In the library earlier, I suspect, though I have not yet decided how much of that suspicion amuses me.

You have been collecting little acts of spirit as if they were coins hidden against poverty.

I dislike economies conducted without my knowledge. "

Helena remained near the dressing table. "If I have offended, I am sorry."

He smiled. "No, you are not. Do not spend false currency with me. I know the sound of it. You are sorry that consequences follow. You are sorry that I observe you accurately. You are sorry that Miss Brown watched you too closely and that you liked it. But you are not sorry for the offense itself."
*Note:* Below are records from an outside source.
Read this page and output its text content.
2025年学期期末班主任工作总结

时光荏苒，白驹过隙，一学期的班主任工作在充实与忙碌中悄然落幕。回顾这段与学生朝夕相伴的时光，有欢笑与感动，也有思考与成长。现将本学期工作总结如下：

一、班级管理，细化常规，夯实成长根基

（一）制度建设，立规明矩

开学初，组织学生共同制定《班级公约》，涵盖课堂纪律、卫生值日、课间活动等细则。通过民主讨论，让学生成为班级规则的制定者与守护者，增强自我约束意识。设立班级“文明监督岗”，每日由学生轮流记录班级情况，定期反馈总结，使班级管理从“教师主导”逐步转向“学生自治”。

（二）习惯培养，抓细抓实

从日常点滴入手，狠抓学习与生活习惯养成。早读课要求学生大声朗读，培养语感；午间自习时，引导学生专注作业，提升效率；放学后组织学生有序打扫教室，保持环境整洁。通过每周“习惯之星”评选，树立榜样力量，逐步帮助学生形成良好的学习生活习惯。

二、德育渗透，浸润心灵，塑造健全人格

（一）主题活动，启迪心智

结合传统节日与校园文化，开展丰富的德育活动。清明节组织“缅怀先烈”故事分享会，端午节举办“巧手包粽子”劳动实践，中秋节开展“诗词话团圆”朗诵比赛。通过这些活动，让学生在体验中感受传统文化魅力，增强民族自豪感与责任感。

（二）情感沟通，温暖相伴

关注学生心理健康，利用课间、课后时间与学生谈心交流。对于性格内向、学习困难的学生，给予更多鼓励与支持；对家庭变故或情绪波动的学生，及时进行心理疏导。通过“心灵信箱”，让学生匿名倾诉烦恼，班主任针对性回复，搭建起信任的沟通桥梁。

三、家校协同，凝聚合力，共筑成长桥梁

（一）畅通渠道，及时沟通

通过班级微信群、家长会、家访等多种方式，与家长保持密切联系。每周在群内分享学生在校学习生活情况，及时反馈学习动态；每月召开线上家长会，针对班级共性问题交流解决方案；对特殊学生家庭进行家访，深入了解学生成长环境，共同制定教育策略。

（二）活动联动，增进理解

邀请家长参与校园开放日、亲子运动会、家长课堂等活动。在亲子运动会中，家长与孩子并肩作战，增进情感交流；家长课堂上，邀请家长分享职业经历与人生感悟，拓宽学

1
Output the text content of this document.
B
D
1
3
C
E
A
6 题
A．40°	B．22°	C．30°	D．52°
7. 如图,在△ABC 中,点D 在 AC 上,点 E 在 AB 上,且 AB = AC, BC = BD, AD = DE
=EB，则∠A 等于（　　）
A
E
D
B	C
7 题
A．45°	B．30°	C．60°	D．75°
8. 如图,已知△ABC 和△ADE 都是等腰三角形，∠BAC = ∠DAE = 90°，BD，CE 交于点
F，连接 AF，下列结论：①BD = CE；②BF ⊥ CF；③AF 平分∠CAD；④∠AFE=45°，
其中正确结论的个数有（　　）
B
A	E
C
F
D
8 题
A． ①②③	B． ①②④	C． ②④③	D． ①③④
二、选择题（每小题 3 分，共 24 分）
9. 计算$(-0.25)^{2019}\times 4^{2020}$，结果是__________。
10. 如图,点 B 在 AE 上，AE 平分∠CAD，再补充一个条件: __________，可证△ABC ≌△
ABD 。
The last words entered her like cold water.

She had expected anger about dinner, about the piano, about Constance's interruption.

She had not expected him to name that small private treachery: that she had liked being spared, liked being seen, liked the way Constance's voice had placed itself between command and obedience even for a few seconds.

"Miss Brown is cataloguing your library," Helena said. "She has no interest in me beyond ordinary courtesy."

"My dear, ordinary courtesy is a cloak people use to carry contraband. I watched her tonight. She has the scholar's vice in its purest form: she believes if she looks hard enough, the world must become legible. It will be instructive to see what she thinks she reads in you."

"There is nothing to read."

"That is my line, not yours." He crossed the room slowly.

"You forget yourself when frightened. You become austere, and austerity in a beautiful woman is a kind of invitation.

Men wish to break it. Women wish to interpret it.

Miss Brown has chosen the second vanity.

I am considering whether to allow her the pleasure. "

Helena lifted her chin. "Do not involve her."